The smoothness of the XP-25 comes across most clearly on a wonderful remastering of trumpet great Lee Morgan’s The Procrastinator [Music Matters]. On “Rio,” which has a bossa-nova feel, I’m simply bowled over by the degree of finesse, filigree of detail, sheen of the cymbals. It made me realize once more what a terrible loss Morgan’s early death, at the hands of his aggrieved common law wife, who shot him in February 1972 at the East Village nightclub Slugs, remains.

Top of the Heap
Despite its prowess, the XP-25 faces stiff competition. No, not at $10k. At that price level, it becomes a matter of taste and preference. As stated above, I’m hard-pressed to think of a phonostage that will surpass the XP-25’s performance in its price region. Sure, move up into nosebleed territory and you can get more. For more money. My own Ypsilon phonostage takes up the performance one more notch in terms of dimensionality and sinuous musical lines. But it also costs more than twice as much. For anyone owning a megabuck phonostage, the XP-25 is likely to give pause. Is it really necessary to spend more? Will there be a quantum leap in performance above the Pass? Nope.

Given the state of the hobby, the XP-25 represents a good value. It comes near the bleeding edge in performance, but its price—expensive by any reasonable measure—is not stratospheric, at least by current standards. Another plus is that, unlike some more exotic equipment, the Pass exudes reliability. Its build quality seems rock-solid. It’s difficult to imagine anything going wrong with it. The model exudes the appearance of a piece of equipment that does nothing but sit there and play and play.

Anyone in the market for a high-end phonostage should consider auditioning the XP-25. You may find yourself most impressed by what it does not do. I am.

-Jacob Heilbrunn

Additional Comments

Pass is certainly popular here at TONEAudio. Contributor Lawrence Devoe also uses the XP-25 in his reference system, and I will be keeping the XP-25 after it returns from Mr. Heilbrunn. I concur with Heilbrunn that there are still a few more molecules of analog performance to be mined, but nothing else wraps ease of use, versatility, and overall high performance into one package like the XP-25.

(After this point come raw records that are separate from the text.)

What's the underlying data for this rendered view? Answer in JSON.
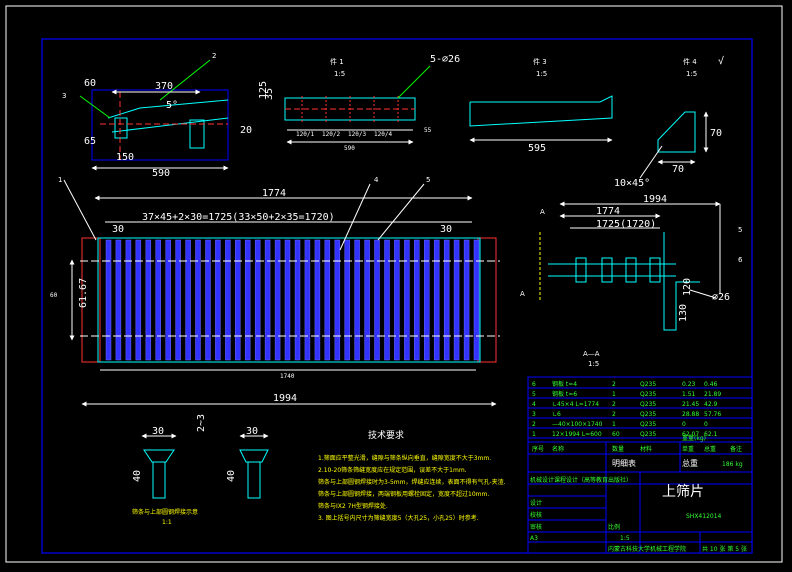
{
  "colors": {
    "background": "#000000",
    "frame": "#0000ff",
    "outline": "#00ffff",
    "bars": "#3333ff",
    "centerline": "#ff3333",
    "text": "#ffffff",
    "notes": "#ffff00",
    "table_text": "#33ff33"
  },
  "top_view": {
    "dim_370": "370",
    "dim_60": "60",
    "dim_5deg": "5°",
    "dim_20": "20",
    "dim_65": "65",
    "dim_150": "150",
    "dim_590": "590",
    "mark_3": "3",
    "mark_2": "2"
  },
  "section_view": {
    "title": "件 1",
    "scale": "1:5",
    "dim_125": "125",
    "dim_35": "35",
    "holes": "5-⌀26",
    "dim_55": "55",
    "dim_1": "120/1",
    "dim_2": "120/2",
    "dim_3": "120/3",
    "dim_4": "120/4",
    "dim_total": "590"
  },
  "part3_view": {
    "title": "件 3",
    "scale": "1:5",
    "dim_595": "595"
  },
  "part4_view": {
    "title": "件 4",
    "scale": "1:5",
    "dim_70h": "70",
    "dim_70w": "70",
    "chamfer": "10×45°"
  },
  "main_view": {
    "dim_1774": "1774",
    "dim_pitch": "37×45+2×30=1725(33×50+2×35=1720)",
    "dim_30l": "30",
    "dim_30r": "30",
    "dim_6167": "61.67",
    "dim_width_side": "60",
    "dim_bottom": "1994",
    "dim_inner": "1740",
    "mark_1": "1",
    "mark_4": "4",
    "mark_5": "5",
    "section_mark": "A"
  },
  "side_view": {
    "dim_1994": "1994",
    "dim_1774": "1774",
    "dim_1725": "1725(1720)",
    "dim_120": "120",
    "dim_130": "130",
    "dim_26": "⌀26",
    "section_label": "A—A",
    "section_scale": "1:5",
    "mark_5": "5",
    "mark_6": "6",
    "mark_a": "A"
  },
  "details": {
    "d1_30": "30",
    "d1_40": "40",
    "d1_23": "2~3",
    "d2_30": "30",
    "d2_40": "40",
    "caption": "筛条与上部圆钢焊接示意",
    "caption_scale": "1:1"
  },
  "notes": {
    "title": "技术要求",
    "lines": [
      "1.筛面应平整光滑，缝隙与筛条纵向垂直，缝隙宽度不大于3mm.",
      "2.10-20筛条筛缝宽度应在规定范围，误差不大于1mm.",
      "筛条与上部圆钢焊接时为3-5mm，焊缝应连续，表面不得有气孔-夹渣.",
      "筛条与上部圆钢焊接，两端钢板用螺栓固定，宽度不超过10mm.",
      "筛条与IX2 7H型钢焊接处.",
      "3.  图上括号内尺寸为筛缝宽度5（大孔25，小孔25）时参考."
    ]
  },
  "parts_table": {
    "rows": [
      [
        "6",
        "钢板 t=4",
        "2",
        "Q235",
        "0.23",
        "0.46"
      ],
      [
        "5",
        "钢板 t=6",
        "1",
        "Q235",
        "1.51",
        "21.89"
      ],
      [
        "4",
        "∟45×4 L=1774",
        "2",
        "Q235",
        "21.45",
        "42.9"
      ],
      [
        "3",
        "∟6",
        "2",
        "Q235",
        "28.88",
        "57.76"
      ],
      [
        "2",
        "—40×100×1740",
        "1",
        "Q235",
        "0",
        "0"
      ],
      [
        "1",
        "12×1994 L=600",
        "60",
        "Q235",
        "62.07",
        "62.1"
      ]
    ],
    "header": [
      "序号",
      "名称",
      "数量",
      "材料",
      "单重",
      "总重"
    ],
    "header_weight": "重量(kg)",
    "header_note": "备注",
    "list_title": "明细表",
    "total_label": "总重",
    "total_value": "186 kg"
  },
  "title_block": {
    "product_name": "上筛片",
    "drawing_no": "SHX412014",
    "school": "内蒙古科技大学机械工程学院",
    "designer_label": "设计",
    "checker_label": "校核",
    "approver_label": "审核",
    "scale_label": "比例",
    "scale_value": "1:5",
    "sheet": "共 10 张 第 5 张",
    "course": "机械设计课程设计（高等教育出版社）",
    "grade": "A3"
  }
}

While the XP-25’s performance is commensurate with the sticker price, analog enthusiasts that own turntables with multiple tonearms and/or removable headshells, and who are often prone to switching cartridges, will be in heaven. All the adjustments are right upfront and easy to read, making fine-tuning a snap.

Auditioning the XP-25 with about a dozen different cartridges from the meager Shure M97 all the way up to the Lyra Atlas is a treat. Nothing threw this phonostage a curveball it couldn’t hit. Turn it on and forget about it. It reaches full bloom after about three days of being continuously powered up. Those worried about their carbon footprint, rest assured: At .15/kwh, the XP-25 costs about $2.50 per month to leave on. In these days of $100 monthly cable bills, it’s a small price to pay for sonic bliss.